An “upset price” is defined as “[t]he lowest amount that a seller is willing to accept for property or goods sold at auction” (Black’s Law Dictionary 1382 [10th ed 2014]). While there is no requirement for the fixing of a minimum or upset price (see Home Owners’Loan Corp. v Mindlin, 251 App Div 747 [1937]), the Supreme Court, Kings County, allows for the setting of an upset price that “may not be greater than the amount stated in the referee’s report of sale together with CPLR judgment interest running from the filing of the Judgment of Foreclosure and Sale together with the amount represented by receipted bills for taxes” (Kings County Supreme Court Uniform Civil Term Rules, part F, rule 16). In the event of noncompliance with this rule, the Kings County Supreme Court Uniform Civil Term Rules do not contain a provision requiring a foreclosure sale to be set aside.

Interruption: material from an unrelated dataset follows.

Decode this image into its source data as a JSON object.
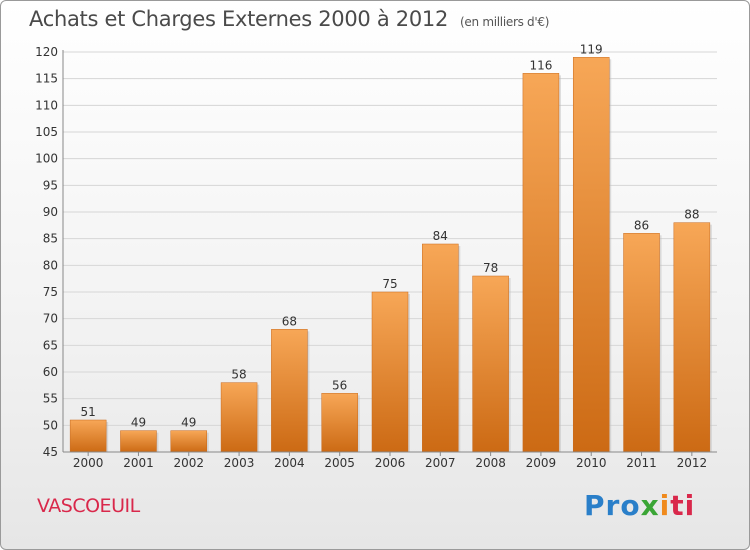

In support of their motion, the defendants made conclusory and unsubstantiated allegations that the referee’s conduct in announcing an upset price that allegedly exceeded the amount permitted by the Kings County Supreme Court Uniform Civil Term Rules inhibited prospective bidders and cast an aura of suspicion on the fairness of the sale. However, the defendants failed to submit any evidence in support of their motion that there were actually bidders at the sale other than the plaintiff, or if so, that any bidders objected to the sale or were impeded by the referee’s conduct. Moreover, it is undisputed that no representative of the defendants appeared at the sale. At most, the defendants showed that the referee committed a unilateral mistake by announcing an allegedly excessive upset price. However, they wholly failed to demonstrate that such mistake warranted setting aside the foreclosure sale pursuant to RPAPL 231 (6) (see U.S. Bank N.A. v Testa, 140 AD3d at 856; NYCTL 1998-2 Trust v McGill, 138 AD3d 1077, 1078-1079 [2016]).

The parties’ remaining contentions either are without merit or have been rendered academic by our determination.

Accordingly, the Supreme Court should have denied the defendants’ motion to set aside the foreclosure sale and to vacate the referee’s deed.

Dillon, J.P., Cohen, Barros and Connolly, JJ., concur.

Motion by the respondents on an appeal from an order of the Supreme Court, Kings County, dated March 4, 2015, for the Court to take judicial notice of an order of the same court dated October 7, 2015. By decision and order on motion of this Court dated April 8, 2016, the motion was held in abeyance and referred to the panel of Justices hearing the appeal for determination upon the argument or submission thereof.

Upon the papers filed in support of the motion and the papers filed in opposition thereto, and upon the argument of the appeal, it is

Ordered that the motion is denied.

Dillon, J.P., Cohen, Bar-ros and Connolly, JJ., concur.